-
Notifications
You must be signed in to change notification settings - Fork 3k
Description
Describe the bug
When calling scheduler:sample/0 from a spawned process, time values for the normal schedulers will only be reported starting from the moment the child process was started. This makes values reported from different processes inconsistent with each other. When passing samples from different child processes to scheduler:utilization, the resulting utilization values will be meaningless.
However, this behaviour only happens if the parent process has not itself called scheduler:sample/0 before -- after the parent process calls scheduler:sample/0, the values reported from the child processes will be consistent with each other.
[Note: I'm describing this in terms of scheduler:sample/0, but the same issue can be observed by calling erlang:statistics(scheduler_wall_time) directly]
To Reproduce
To simplify the resulting output, we'll call element(4, hd(element(2, scheduler:sample()))), obtaining the total time utilization of the first normal scheduler. Note that the behaviour can be observed for the total and active time values of all schedulers.
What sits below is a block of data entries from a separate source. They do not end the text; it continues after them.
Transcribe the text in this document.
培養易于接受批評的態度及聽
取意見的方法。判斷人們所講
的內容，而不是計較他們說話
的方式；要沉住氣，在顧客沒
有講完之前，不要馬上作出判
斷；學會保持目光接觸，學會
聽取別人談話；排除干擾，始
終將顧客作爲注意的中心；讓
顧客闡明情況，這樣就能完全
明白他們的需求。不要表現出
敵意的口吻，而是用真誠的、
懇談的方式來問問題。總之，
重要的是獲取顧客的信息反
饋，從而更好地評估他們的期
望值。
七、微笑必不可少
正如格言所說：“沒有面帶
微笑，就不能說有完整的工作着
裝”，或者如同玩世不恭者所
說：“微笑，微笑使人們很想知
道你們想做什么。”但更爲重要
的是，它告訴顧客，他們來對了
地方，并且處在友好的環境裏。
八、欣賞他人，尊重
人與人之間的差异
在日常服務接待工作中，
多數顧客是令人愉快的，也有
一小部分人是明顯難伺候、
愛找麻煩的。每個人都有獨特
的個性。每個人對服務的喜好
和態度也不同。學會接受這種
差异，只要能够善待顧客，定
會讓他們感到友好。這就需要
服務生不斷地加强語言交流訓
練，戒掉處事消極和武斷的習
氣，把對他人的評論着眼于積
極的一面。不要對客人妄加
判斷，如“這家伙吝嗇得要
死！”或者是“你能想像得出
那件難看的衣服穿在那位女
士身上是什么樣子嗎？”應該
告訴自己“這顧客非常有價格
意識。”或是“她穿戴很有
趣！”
From an ERL shell, without any previous calls to scheduler:sample():
spawn(fun() -> erlang:display(element(4, hd(element(2, scheduler:sample())))) end).
timer:sleep(1000).
spawn(fun() -> erlang:display(element(4, hd(element(2, scheduler:sample())))) end).
Expected behavior
The time values returned by these two functions should be at least 1000000 microseconds apart, so that calculating the utilization from them returns meaningful values.
Alternatively, if the value is meant to have a per-process scope, then it should be documented as such, and then the values of parent processes should not leak to child processes. Note that the following does correctly return values from the spawned processes that are at least 1000000 microseconds apart:
scheduler:sample().
spawn(fun() -> erlang:display(element(4, hd(element(2, scheduler:sample())))) end).
timer:sleep(1000).
spawn(fun() -> erlang:display(element(4, hd(element(2, scheduler:sample())))) end).
That is, the moment you call scheduler:sample/0 on the parent process, values obtained by calling it from its child processes have time values that are consistent with the parent process. My hunch is that calling scheduler:sample/0 from the parent process initialises some scheduler time counters that get passed to the child process.
EDIT: it seems that calling erlang:system_flag(scheduler_wall_time, true) from the parent process has the same effect. Calling scheduler:sample() implicitly sets that flag, but when it is called in a child process, the flag is not propagated to the parent.
Affected versions
Tested on OTP 24. Older versions may be affected as well.
Additional context
I've found this issue when fetching samples from independent Elixir.Task processes and calculating the utilization.